Social networking has destabilized customer bases because now anyone can find a way to pull an audience to their own hub. In the past, the only way to watch a national football game was to dial in to the correct TV channel; today, Twitter, Facebook, YouTube, Vimeo, LiveFyre, and soon Google Social Gmail create fluid hubs that carry conversations elsewhere. A smart marketer has an opportunity to build an axis that spins another brand’s existing audience. Or, in financial parlance, it is now possible to steal someone else’s customer stock portfolio.

Forrester says, no way

Many businesses with customer equity, such as Forrester, aren’t keen about this. When the superbly talented Jeremiah Owyang left Forrester last year to move on to a consulting role, Forrester asked his replacement, Augie Ray, to shut down his prior marketing blog and only post comments related to marketing on the official Forrester sites. It’s hard to peek behind Forrester’s curtain but outside data shows traffic to its main web site down about 50% from summer 2009, so we understand why Forrester is building a wall. Augie appears happy to do so and has defended Forrester’s policy as a basic intellectual property agreement.

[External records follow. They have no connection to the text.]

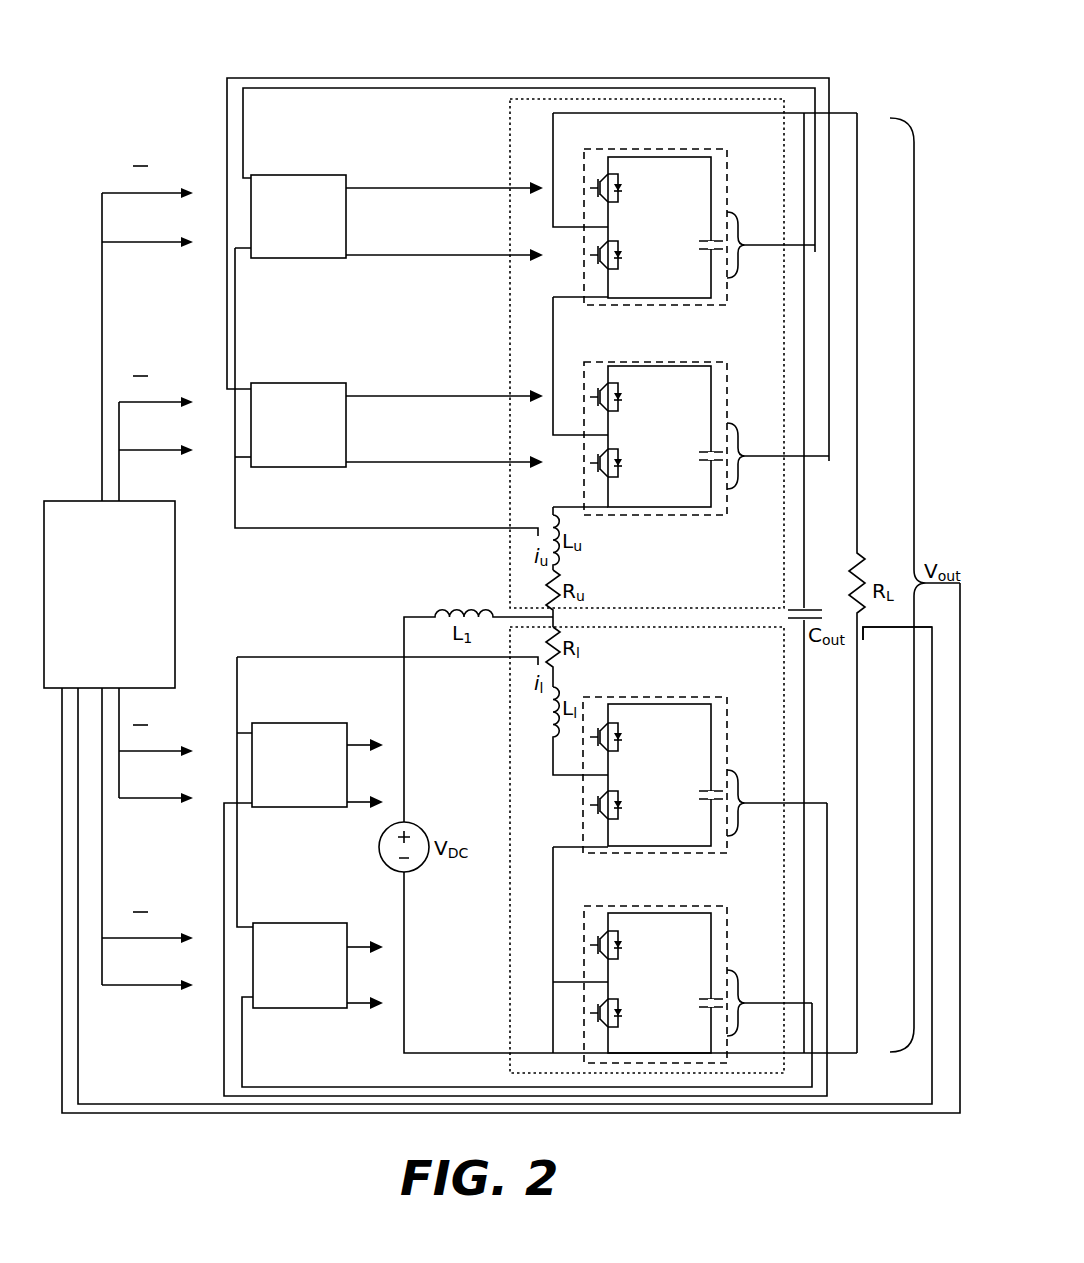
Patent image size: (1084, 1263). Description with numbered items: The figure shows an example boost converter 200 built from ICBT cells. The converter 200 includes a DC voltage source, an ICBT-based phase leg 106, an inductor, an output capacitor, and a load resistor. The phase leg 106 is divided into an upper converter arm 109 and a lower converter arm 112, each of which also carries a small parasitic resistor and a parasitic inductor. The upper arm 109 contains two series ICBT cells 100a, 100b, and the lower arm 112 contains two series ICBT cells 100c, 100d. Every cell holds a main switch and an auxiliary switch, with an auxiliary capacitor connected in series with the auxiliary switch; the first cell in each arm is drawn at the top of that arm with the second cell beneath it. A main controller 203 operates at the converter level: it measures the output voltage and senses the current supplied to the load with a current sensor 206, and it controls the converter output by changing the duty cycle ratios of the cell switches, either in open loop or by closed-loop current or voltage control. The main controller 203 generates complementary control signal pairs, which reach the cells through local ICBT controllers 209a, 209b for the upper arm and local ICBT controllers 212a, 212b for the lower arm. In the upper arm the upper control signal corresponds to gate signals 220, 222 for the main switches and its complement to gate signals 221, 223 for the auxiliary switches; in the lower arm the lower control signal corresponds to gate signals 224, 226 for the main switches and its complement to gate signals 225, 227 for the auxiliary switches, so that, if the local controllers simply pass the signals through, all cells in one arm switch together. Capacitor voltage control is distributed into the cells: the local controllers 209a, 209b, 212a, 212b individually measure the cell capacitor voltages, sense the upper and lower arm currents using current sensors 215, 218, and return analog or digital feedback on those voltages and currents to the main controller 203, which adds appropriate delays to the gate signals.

The boost converter 200 is at (378, 66).
The ICBT-based phase leg 106 is at (652, 66).
The converter arm 109 is at (506, 152).
The converter arm 112 is at (507, 727).
The main controller 203 is at (502, 639).
The local ICBT controller 209a is at (525, 173).
The local ICBT controller 209b is at (290, 425).
The local ICBT controller 212a is at (525, 909).
The local ICBT controller 212b is at (527, 1005).
The current sensor 215 is at (492, 535).
The current sensor 218 is at (492, 662).
The gate signal 220 is at (356, 264).
The gate signal 221 is at (356, 182).
The gate signal 222 is at (356, 472).
The gate signal 223 is at (356, 390).
The gate signal 224 is at (356, 811).
The gate signal 225 is at (356, 735).
The gate signal 226 is at (356, 1012).
The gate signal 227 is at (356, 937).
The current sensor 206 is at (906, 628).
The ICBT cell 100a is at (658, 149).
The ICBT cell 100b is at (658, 362).
The ICBT cell 100c is at (658, 697).
The ICBT cell 100d is at (658, 906).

According to 20th century business logic, Forrester is absolutely right. IP produced by employees, or even the client roster an employee builds while working there, should belong to Forrester. But the real question of Forrester’s wall is not who owns content or IP, but who controls an audience. Augie’s past blog, according to Quantcast, reached about 1,200-2,400 users per month — not a large crowd, but likely highly influential in the marketing industry. The real risk for Forrester is Augie becomes the next go-to social media star like Jeremiah and then leaves, taking his fans with him.

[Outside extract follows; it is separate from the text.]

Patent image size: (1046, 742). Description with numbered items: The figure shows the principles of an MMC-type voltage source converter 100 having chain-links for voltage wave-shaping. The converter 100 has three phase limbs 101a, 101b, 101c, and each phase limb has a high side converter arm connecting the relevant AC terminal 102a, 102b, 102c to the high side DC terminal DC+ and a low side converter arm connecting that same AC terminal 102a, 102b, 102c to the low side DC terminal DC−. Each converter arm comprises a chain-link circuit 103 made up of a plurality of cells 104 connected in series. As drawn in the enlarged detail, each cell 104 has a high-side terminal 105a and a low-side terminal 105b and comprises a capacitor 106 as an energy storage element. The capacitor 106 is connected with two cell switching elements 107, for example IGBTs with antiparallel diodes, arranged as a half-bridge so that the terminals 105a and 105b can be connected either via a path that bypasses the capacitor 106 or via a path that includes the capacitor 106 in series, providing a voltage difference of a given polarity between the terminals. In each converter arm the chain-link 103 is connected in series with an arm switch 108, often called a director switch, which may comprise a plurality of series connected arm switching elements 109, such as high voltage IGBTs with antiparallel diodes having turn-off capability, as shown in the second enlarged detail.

So who is right? If the issue is not your product (services, methodology, thoughts, blog writing) and really your audience network, should a brand be able to own that as well? What if the audience is following your persona as the center more than the illusory corporate brand?

It’s a serious issue because as networking technology improves, you, dear individual, will become the center of everything. Another Forrester ex-strategist, Charlene Li, has proposed social media will soon “become like air“. Imagine Facebook in the year 2030 when a chip in your ear and webcam on your wrist allow you to post videos of your every thought to everyone in the world, and social media approaches telepathy.

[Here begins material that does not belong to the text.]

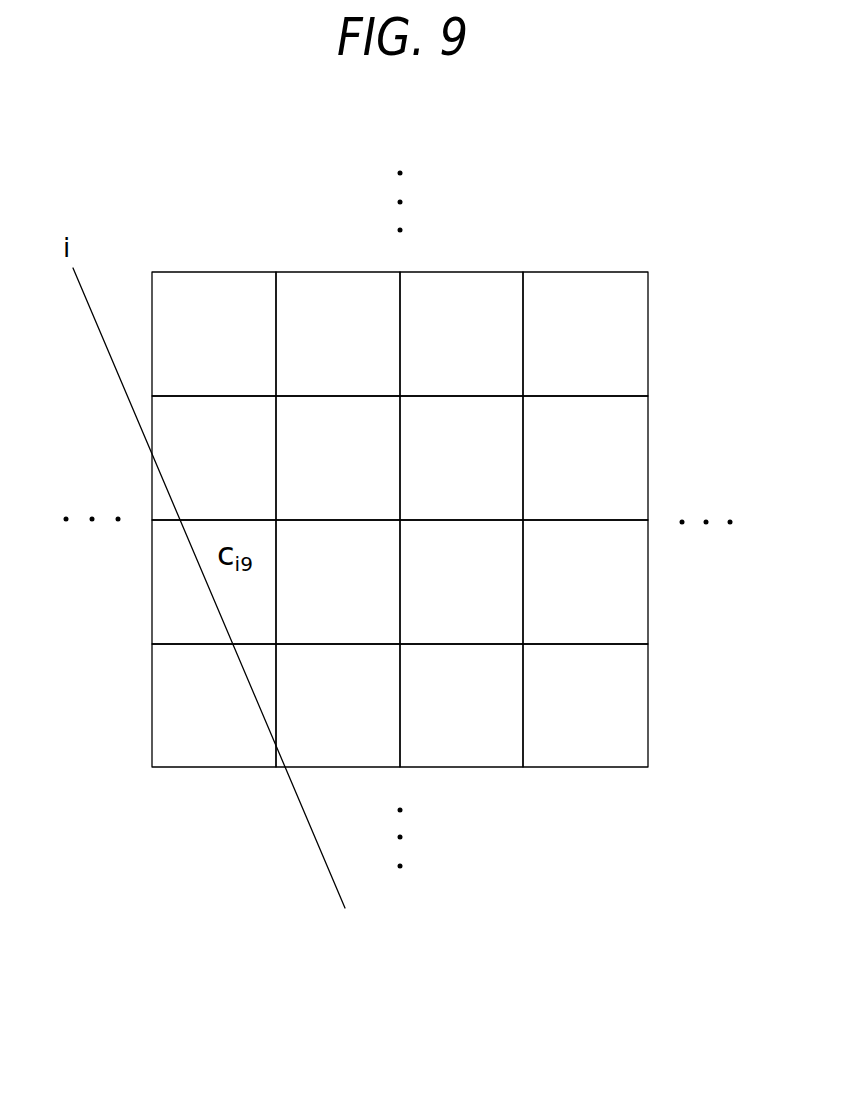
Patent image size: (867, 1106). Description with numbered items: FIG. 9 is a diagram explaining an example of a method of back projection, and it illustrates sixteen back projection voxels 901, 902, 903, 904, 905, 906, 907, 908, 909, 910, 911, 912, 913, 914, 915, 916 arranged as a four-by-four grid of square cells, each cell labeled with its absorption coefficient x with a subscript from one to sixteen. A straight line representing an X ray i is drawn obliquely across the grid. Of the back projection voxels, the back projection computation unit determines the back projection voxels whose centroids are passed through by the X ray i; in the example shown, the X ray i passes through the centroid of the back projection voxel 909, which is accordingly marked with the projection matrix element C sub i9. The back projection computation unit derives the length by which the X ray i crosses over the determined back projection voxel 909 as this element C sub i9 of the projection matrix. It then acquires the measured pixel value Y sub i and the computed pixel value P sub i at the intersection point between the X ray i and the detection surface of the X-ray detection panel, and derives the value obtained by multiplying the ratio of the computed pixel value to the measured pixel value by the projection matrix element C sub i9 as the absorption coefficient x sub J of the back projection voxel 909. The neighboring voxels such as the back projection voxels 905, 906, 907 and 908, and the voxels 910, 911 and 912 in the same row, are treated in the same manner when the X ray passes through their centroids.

Who owns your mind and its human connections then? And can you take your own brain with you when you change jobs?

It’s been said open systems flourish and closed systems stagnate. Social media systems, on the other hand, simply rewrite the rules of business.

Mullen tells you which Super Bowl ads work

If you want to learn if a $3 million pop on a :30 second spot while overweight men wrestle in spandex is worth it, social media can explain the reaction. Last year, for instance, Teleflora won the Super Bowl. The flower delivery service had a 14-fold lift in online mentions on Twitter after its ads ran during the big game, while chatter about many other brands that advertised went down.

This weekend, ad shop Mullen and social media monitoring service Radian6 will expose buzz to the world with a web site tracking which brands get the most chatter after their Super Bowl ads run. Mullen creative chief Edward Boches explains it wasn’t easy:

“We’ve studied lists of spots and scoured the web for any information that would help – celebrities appearing in spots for example – and then created combinations of words to increase the likelihood we don’t grab anything that isn’t a comment about a commercial. In addition we’ll monitor the game throughout, modifying keywords based on the storylines in the commercials.”

There are now scores of services that watch social media buzz, usually focused on quantity of chatter and “sentiment,” or whether the talk skews toward love or hate. On the plus side, it’s cheap consumer research; on the down, it remains to be seen if short spikes in consumer interest — such as the waves of response in social media that typically crest and fade within two weeks — really influence sales. Ken Burbary, digital strategist at Ernst & Young, has compiled a comprehensive list here, and many of the tools are free. It may be worth seeing how your brand scores among the public, too.